Health administrators in NSW were also hit this month with a highly unusual mass strike by doctors who spoke out about the dire state of hospitals amid a culture of disrespect, overwork and an outdated industrial award that granted managers disproportionate power over working hours and conditions.
Doctor dissent and a growing sense of despair have been playing out through the NSW Special Commission of Inquiry into Healthcare Funding. It has also been examining NSW Health’s governance and accountability structure, the way the department funds health services in public hospitals, and strategies to address escalating costs.
As the special commission was preparing its final report, striking doctors in NSW were sent letters warning they may be reported to health regulators if they didn’t front up during the snap protest earlier this month.
In preparation for the special commission’s final report, an outline of submissions drafted by counsel assisting Ed Muston, SC, was tabled before the inquiry. His 361-page submission made several recommendations, including that the ministry reformulate its approach to funding to create a structure where local health districts and speciality health networks are sufficiently resourced.
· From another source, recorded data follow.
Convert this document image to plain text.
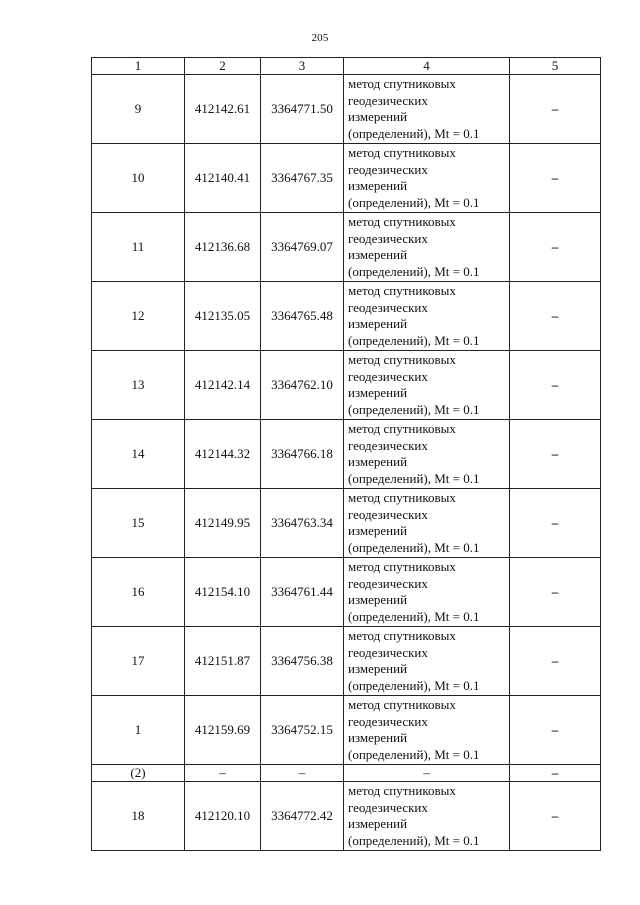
205
1	2	3	4	5
9	412142.61	3364771.50	метод спутниковых
геодезических
измерений
(определений), Mt = 0.1	–
10	412140.41	3364767.35	метод спутниковых
геодезических
измерений
(определений), Mt = 0.1	–
11	412136.68	3364769.07	метод спутниковых
геодезических
измерений
(определений), Mt = 0.1	–
12	412135.05	3364765.48	метод спутниковых
геодезических
измерений
(определений), Mt = 0.1	–
13	412142.14	3364762.10	метод спутниковых
геодезических
измерений
(определений), Mt = 0.1	–
14	412144.32	3364766.18	метод спутниковых
геодезических
измерений
(определений), Mt = 0.1	–
15	412149.95	3364763.34	метод спутниковых
геодезических
измерений
(определений), Mt = 0.1	–
16	412154.10	3364761.44	метод спутниковых
геодезических
измерений
(определений), Mt = 0.1	–
17	412151.87	3364756.38	метод спутниковых
геодезических
измерений
(определений), Mt = 0.1	–
1	412159.69	3364752.15	метод спутниковых
геодезических
измерений
(определений), Mt = 0.1	–
(2)	–	–	–	–
18	412120.10	3364772.42	метод спутниковых
геодезических
измерений
(определений), Mt = 0.1	–
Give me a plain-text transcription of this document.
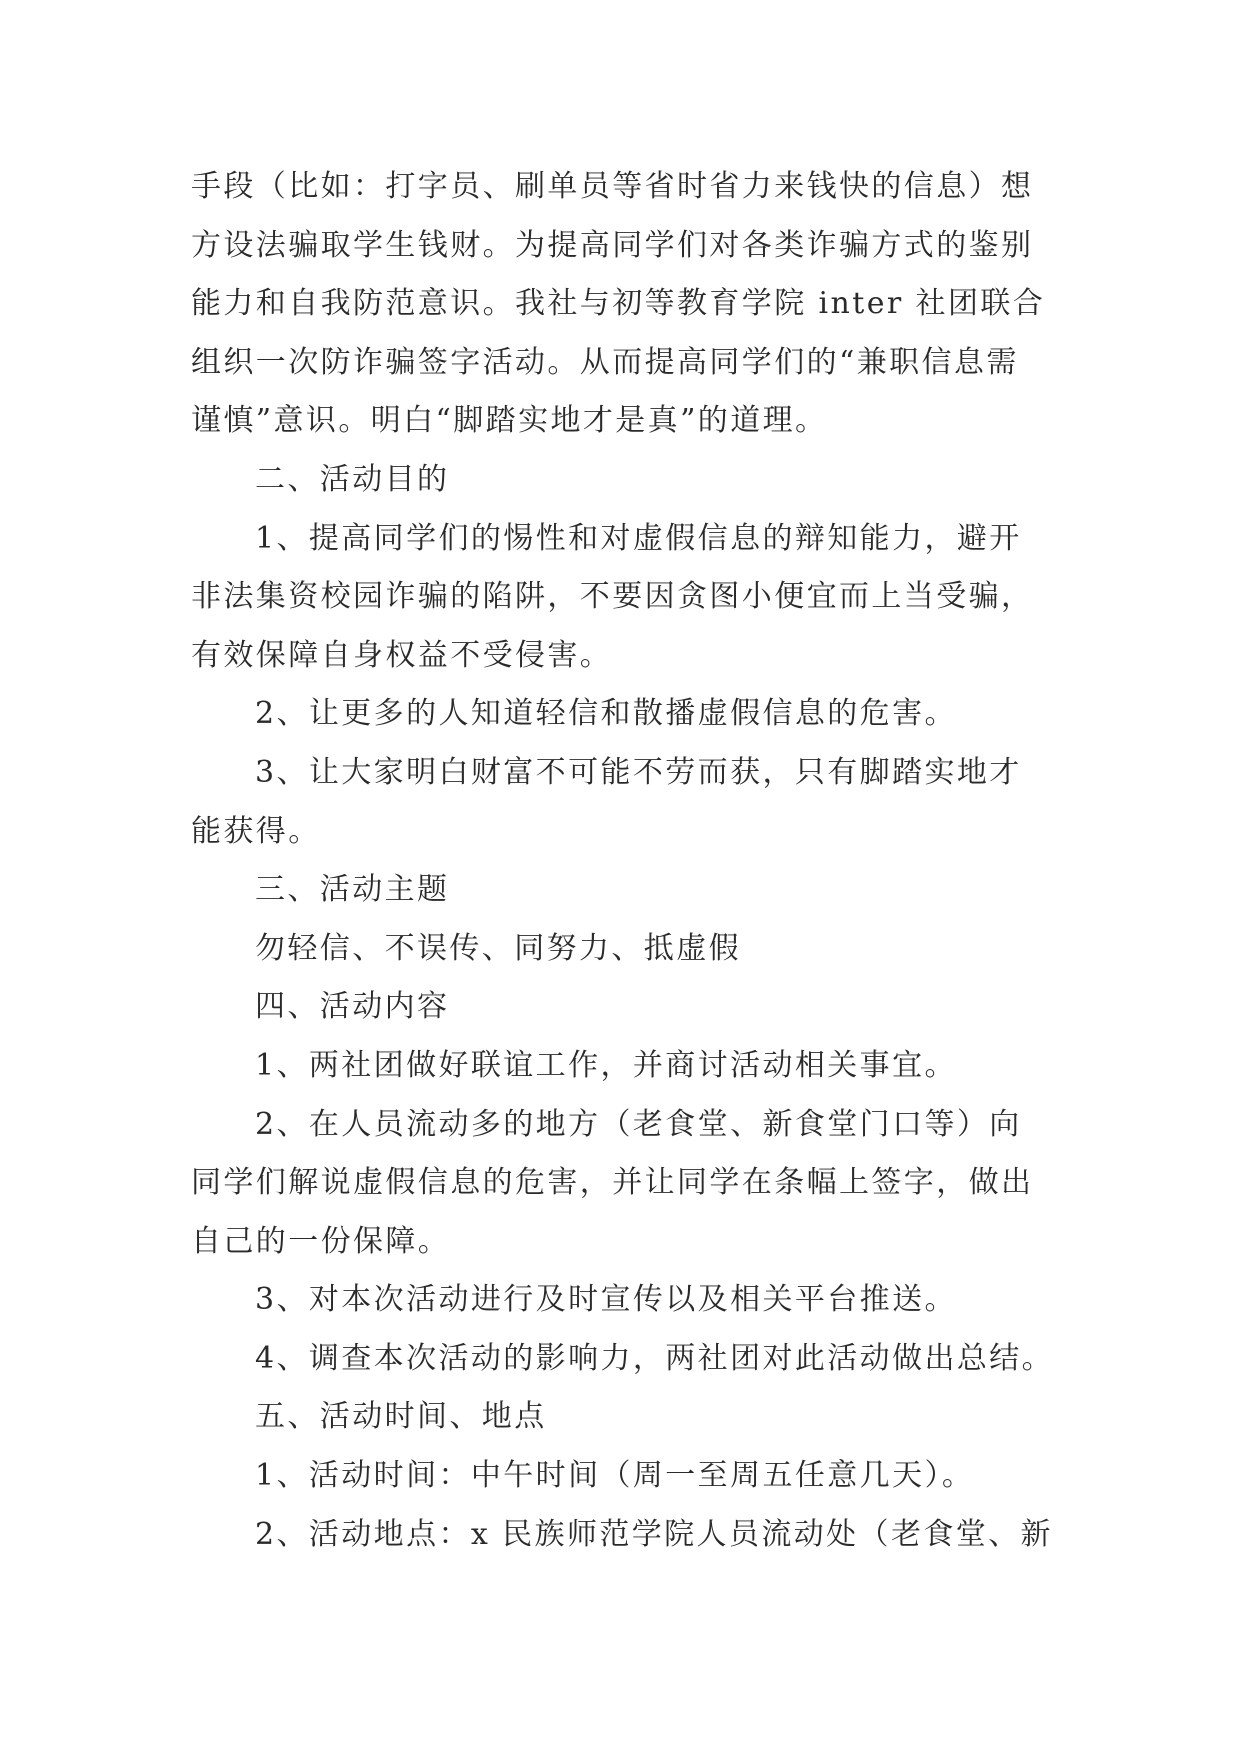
手段（比如：打字员、刷单员等省时省力来钱快的信息）想
方设法骗取学生钱财。为提高同学们对各类诈骗方式的鉴别
能力和自我防范意识。我社与初等教育学院 inter 社团联合
组织一次防诈骗签字活动。从而提高同学们的“兼职信息需
谨慎”意识。明白“脚踏实地才是真”的道理。
二、活动目的
1、提高同学们的惕性和对虚假信息的辩知能力，避开
非法集资校园诈骗的陷阱，不要因贪图小便宜而上当受骗，
有效保障自身权益不受侵害。
2、让更多的人知道轻信和散播虚假信息的危害。
3、让大家明白财富不可能不劳而获，只有脚踏实地才
能获得。
三、活动主题
勿轻信、不误传、同努力、抵虚假
四、活动内容
1、两社团做好联谊工作，并商讨活动相关事宜。
2、在人员流动多的地方（老食堂、新食堂门口等）向
同学们解说虚假信息的危害，并让同学在条幅上签字，做出
自己的一份保障。
3、对本次活动进行及时宣传以及相关平台推送。
4、调查本次活动的影响力，两社团对此活动做出总结。
五、活动时间、地点
1、活动时间：中午时间（周一至周五任意几天）。
2、活动地点：x 民族师范学院人员流动处（老食堂、新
“That might include blended, bundled or other funding mechanisms,” he wrote.
He was also critical about the situation at Concord Hospital in Sydney’s inner west- where an extraordinary staff uprising attracted headlines -especially the length of time it took for authorities to become aware of the issues that led to staff voting for a motion of no confidence in the administration.
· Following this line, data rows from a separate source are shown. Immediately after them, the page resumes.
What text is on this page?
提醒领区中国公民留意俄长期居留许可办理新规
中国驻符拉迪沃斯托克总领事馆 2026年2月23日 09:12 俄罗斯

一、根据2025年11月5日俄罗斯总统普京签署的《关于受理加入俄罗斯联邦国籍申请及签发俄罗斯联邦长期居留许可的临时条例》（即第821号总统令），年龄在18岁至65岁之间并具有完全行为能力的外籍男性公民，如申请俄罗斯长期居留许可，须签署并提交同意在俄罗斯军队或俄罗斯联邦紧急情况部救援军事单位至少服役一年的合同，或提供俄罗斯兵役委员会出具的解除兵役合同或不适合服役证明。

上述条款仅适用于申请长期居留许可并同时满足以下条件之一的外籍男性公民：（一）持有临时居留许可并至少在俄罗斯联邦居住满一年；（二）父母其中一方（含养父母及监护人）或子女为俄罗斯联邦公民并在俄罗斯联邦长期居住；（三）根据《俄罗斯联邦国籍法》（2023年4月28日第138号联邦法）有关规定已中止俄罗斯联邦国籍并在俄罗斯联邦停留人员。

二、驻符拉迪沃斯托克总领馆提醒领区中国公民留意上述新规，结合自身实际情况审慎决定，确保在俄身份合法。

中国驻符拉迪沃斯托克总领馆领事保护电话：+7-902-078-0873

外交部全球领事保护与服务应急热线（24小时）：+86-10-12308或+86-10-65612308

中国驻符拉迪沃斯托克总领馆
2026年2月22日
“It is plainly unsatisfactory for the relationship between the clinicians comprising the Hospital’s Medical Staff Council and Hospital and District executives to have been able to deteriorate to the point that they did,” he wrote.
“It is also unsatisfactory that it took a vote of no confidence in the Chief Executive for the Ministry to become aware of the level of disquiet among a segment of the workforce at that hospital.”
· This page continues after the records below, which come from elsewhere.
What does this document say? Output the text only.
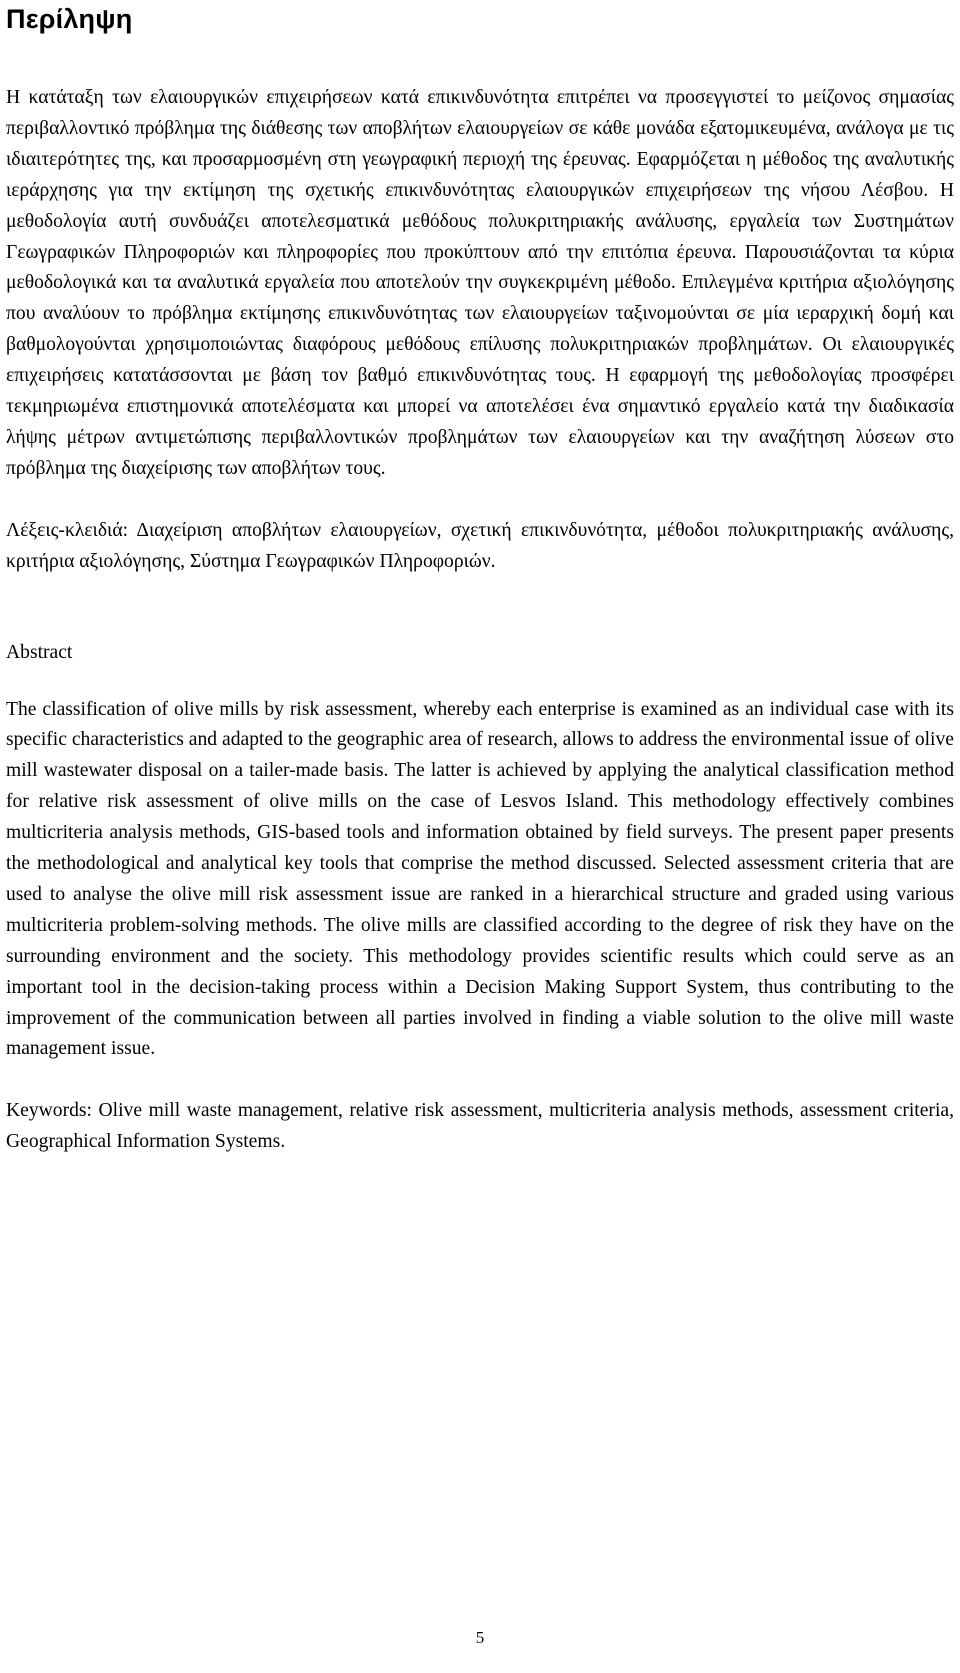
Περίληψη

Η κατάταξη των ελαιουργικών επιχειρήσεων κατά επικινδυνότητα επιτρέπει να προσεγγιστεί το μείζονος σημασίας περιβαλλοντικό πρόβλημα της διάθεσης των αποβλήτων ελαιουργείων σε κάθε μονάδα εξατομικευμένα, ανάλογα με τις ιδιαιτερότητες της, και προσαρμοσμένη στη γεωγραφική περιοχή της έρευνας. Εφαρμόζεται η μέθοδος της αναλυτικής ιεράρχησης για την εκτίμηση της σχετικής επικινδυνότητας ελαιουργικών επιχειρήσεων της νήσου Λέσβου. Η μεθοδολογία αυτή συνδυάζει αποτελεσματικά μεθόδους πολυκριτηριακής ανάλυσης, εργαλεία των Συστημάτων Γεωγραφικών Πληροφοριών και πληροφορίες που προκύπτουν από την επιτόπια έρευνα. Παρουσιάζονται τα κύρια μεθοδολογικά και τα αναλυτικά εργαλεία που αποτελούν την συγκεκριμένη μέθοδο. Επιλεγμένα κριτήρια αξιολόγησης που αναλύουν το πρόβλημα εκτίμησης επικινδυνότητας των ελαιουργείων ταξινομούνται σε μία ιεραρχική δομή και βαθμολογούνται χρησιμοποιώντας διαφόρους μεθόδους επίλυσης πολυκριτηριακών προβλημάτων. Οι ελαιουργικές επιχειρήσεις κατατάσσονται με βάση τον βαθμό επικινδυνότητας τους. Η εφαρμογή της μεθοδολογίας προσφέρει τεκμηριωμένα επιστημονικά αποτελέσματα και μπορεί να αποτελέσει ένα σημαντικό εργαλείο κατά την διαδικασία λήψης μέτρων αντιμετώπισης περιβαλλοντικών προβλημάτων των ελαιουργείων και την αναζήτηση λύσεων στο πρόβλημα της διαχείρισης των αποβλήτων τους.

Λέξεις-κλειδιά: Διαχείριση αποβλήτων ελαιουργείων, σχετική επικινδυνότητα, μέθοδοι πολυκριτηριακής ανάλυσης, κριτήρια αξιολόγησης, Σύστημα Γεωγραφικών Πληροφοριών.

Abstract

The classification of olive mills by risk assessment, whereby each enterprise is examined as an individual case with its specific characteristics and adapted to the geographic area of research, allows to address the environmental issue of olive mill wastewater disposal on a tailer-made basis. The latter is achieved by applying the analytical classification method for relative risk assessment of olive mills on the case of Lesvos Island. This methodology effectively combines multicriteria analysis methods, GIS-based tools and information obtained by field surveys. The present paper presents the methodological and analytical key tools that comprise the method discussed. Selected assessment criteria that are used to analyse the olive mill risk assessment issue are ranked in a hierarchical structure and graded using various multicriteria problem-solving methods. The olive mills are classified according to the degree of risk they have on the surrounding environment and the society. This methodology provides scientific results which could serve as an important tool in the decision-taking process within a Decision Making Support System, thus contributing to the improvement of the communication between all parties involved in finding a viable solution to the olive mill waste management issue.

Keywords: Olive mill waste management, relative risk assessment, multicriteria analysis methods, assessment criteria, Geographical Information Systems.

5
A spokesperson for the Sydney Local Health District, which oversees Concord hospital, said the health and safety of clinicians was of the utmost importance and it was striving to ensure safe workplaces.
“Since September 2024, our chief executive, Deb Willcox AM, has met with hundreds of clinicians across the district and these conversations have shaped how we engage with and support our clinical workforce.
“We also have a number of systems in place to foster relationships between clinicians and administrators, including medical staff councils, consumer councils, clinical councils and regular staff forums.”
The final report of the special commission needs government sign-off before its release.
A spokeswoman for NSW Health Minister Ryan Park said the government intended on making the report public, though it was unclear when that would happen.
“We look forward to the report being published and will carefully consider each of the recommendations the commissioner puts forward and will respond within six months,” the spokeswoman said.
“The NSW government is focused on making decisions to ensure our healthcare system continues to support and retain our essential healthcare workers and deliver world-class care for patients.”